学部案内

学部長あいさつ

保健医療学部長 大日向輝美

 札幌医科大学は、医学部(医学科)、保健医療学部(看護学科・理学療法学科・作業療法学科)の2学部4学科で構成されています。保健医療学部は、看護学科・理学療法学科・作業療法学科を擁する我が国初の医療系学部として、平成5年に3年制短期大学から4年制大学となり、道内外に一定に位置を築いてきました。

 看護学科・理学療法学科・作業療法学科がひとつの学部を構成しているのには、どのような意味があるのでしょうか。3学科の基盤となる看護学・理学療法学・作業療法学は、健康を生活面から支えることを共通の価値としています。本学部が育成する看護師・保健師、理学療法士、作業療法士は、人々が健康に暮らせる社会の実現という共通の目的に向かって、それぞれの専門性を発揮することにより、広く社会に貢献する役割を担っています。

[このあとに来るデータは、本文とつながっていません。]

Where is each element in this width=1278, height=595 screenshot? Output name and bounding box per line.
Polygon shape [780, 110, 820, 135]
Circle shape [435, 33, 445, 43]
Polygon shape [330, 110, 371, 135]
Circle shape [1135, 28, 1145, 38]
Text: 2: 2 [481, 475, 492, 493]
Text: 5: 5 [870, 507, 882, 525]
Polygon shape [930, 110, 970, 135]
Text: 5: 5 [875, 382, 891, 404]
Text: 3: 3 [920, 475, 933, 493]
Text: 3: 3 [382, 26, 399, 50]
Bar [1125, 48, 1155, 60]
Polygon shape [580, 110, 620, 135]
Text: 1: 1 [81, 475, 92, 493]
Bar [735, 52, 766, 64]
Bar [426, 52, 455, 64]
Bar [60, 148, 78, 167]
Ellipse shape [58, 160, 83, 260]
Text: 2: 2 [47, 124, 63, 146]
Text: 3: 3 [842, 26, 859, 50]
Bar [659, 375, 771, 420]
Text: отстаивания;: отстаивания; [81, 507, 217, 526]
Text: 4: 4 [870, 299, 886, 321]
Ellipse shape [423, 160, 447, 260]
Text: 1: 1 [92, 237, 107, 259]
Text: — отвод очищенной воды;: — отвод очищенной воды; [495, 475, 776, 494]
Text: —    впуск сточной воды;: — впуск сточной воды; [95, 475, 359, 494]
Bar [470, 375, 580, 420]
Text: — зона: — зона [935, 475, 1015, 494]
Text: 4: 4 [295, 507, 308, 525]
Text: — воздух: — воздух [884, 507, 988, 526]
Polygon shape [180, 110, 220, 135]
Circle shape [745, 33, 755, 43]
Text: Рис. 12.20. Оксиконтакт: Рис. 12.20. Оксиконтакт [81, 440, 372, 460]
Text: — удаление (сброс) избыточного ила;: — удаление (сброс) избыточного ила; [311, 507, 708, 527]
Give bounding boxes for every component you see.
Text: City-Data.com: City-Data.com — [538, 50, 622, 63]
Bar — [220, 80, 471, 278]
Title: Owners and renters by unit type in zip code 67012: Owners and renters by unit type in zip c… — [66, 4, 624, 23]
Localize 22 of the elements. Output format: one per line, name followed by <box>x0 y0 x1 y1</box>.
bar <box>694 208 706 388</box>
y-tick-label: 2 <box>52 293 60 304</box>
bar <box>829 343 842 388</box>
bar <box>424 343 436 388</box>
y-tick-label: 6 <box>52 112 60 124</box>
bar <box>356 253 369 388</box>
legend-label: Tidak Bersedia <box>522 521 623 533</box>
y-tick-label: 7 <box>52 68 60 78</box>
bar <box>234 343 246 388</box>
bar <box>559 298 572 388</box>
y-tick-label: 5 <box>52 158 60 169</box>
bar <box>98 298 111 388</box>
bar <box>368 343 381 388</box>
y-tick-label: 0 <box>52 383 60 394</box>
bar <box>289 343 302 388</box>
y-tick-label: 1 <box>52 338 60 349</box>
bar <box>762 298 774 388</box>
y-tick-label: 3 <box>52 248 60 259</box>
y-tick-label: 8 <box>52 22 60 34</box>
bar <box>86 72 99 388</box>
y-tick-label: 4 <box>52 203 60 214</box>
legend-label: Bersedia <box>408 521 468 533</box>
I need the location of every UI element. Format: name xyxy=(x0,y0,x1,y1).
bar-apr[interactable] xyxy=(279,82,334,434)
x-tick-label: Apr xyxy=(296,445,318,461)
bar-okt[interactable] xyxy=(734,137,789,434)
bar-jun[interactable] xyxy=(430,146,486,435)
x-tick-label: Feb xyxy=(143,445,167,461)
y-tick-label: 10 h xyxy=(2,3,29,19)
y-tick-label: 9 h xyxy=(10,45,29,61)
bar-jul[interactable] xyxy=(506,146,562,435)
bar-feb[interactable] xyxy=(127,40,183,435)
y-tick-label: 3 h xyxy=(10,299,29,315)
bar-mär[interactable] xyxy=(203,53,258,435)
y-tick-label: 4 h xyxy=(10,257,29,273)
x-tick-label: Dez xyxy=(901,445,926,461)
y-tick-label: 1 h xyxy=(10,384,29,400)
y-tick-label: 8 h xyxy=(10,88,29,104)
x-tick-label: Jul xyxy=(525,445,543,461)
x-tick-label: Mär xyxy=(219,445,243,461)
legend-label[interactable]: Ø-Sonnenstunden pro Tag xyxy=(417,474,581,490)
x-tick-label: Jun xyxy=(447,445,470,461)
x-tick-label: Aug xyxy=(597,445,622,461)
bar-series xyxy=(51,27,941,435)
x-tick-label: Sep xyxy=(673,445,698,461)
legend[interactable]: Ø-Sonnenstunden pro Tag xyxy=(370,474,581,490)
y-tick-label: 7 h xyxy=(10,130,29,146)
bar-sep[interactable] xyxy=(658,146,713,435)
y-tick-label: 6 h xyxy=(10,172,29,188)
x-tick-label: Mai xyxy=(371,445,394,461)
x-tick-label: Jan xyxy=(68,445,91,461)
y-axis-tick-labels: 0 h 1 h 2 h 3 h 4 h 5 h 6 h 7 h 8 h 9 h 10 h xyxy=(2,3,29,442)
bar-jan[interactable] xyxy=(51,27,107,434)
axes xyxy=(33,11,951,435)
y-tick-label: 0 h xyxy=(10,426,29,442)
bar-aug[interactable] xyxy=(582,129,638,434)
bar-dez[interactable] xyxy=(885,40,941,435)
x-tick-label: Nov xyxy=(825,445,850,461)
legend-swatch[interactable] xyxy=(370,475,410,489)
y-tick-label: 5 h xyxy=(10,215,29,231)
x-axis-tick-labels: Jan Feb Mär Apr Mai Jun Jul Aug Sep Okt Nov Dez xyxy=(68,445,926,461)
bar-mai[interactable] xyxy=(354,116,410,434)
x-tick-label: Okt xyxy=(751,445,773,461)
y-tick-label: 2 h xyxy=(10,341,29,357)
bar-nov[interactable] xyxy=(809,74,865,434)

 現代社会において、看護・理学療法・作業療法は、医療機能として当たり前に営まれています。しかし、看護師・保健師、理学療法士、作業療法士の存在意義、その基盤となる学術分野の価値が社会に認知されたのは、そう遠い過去のことではありません。看護学・理学療法学・作業療法学はこれからの発展が期待される比較的新しい学問分野であり、実践することによって解答を得る実践科学です。そして、看護師・保健師、理学療法士、作業療法士は、他者の喜びが自分の喜びとなり、自分の喜びが他者の喜びとなる、きわめて人間的でやりがいのある専門職ということができます。

 保健医療学部は、「進取の精神と自由闊達な気風、医学・医療の攻究と地域医療への貢献」という本学の建学の精神のもとに、これまでも優れた医療人を輩出し続けてきました。そして、これからも私たちは、北海道の地域医療を守り支える専門職、それぞれの分野を牽引するリーダー、保健・医療を探究する研究者の育成を目指して、時代のニーズに応える取り組みを行っていきます。そのためには、学生も教員もひとつになって、絶えず人々の健康を追究する努力を続けていかなければなりません。

 保健医療学部は、これまでに培ってきた教育力・研究力・実践力を基盤に、保健・医療にかかわる様々な人々、広く社会を構成する多様な人々との連携のもと、人間性豊かな医療人を育成し、新たな地域医療を創造する力を生み出します。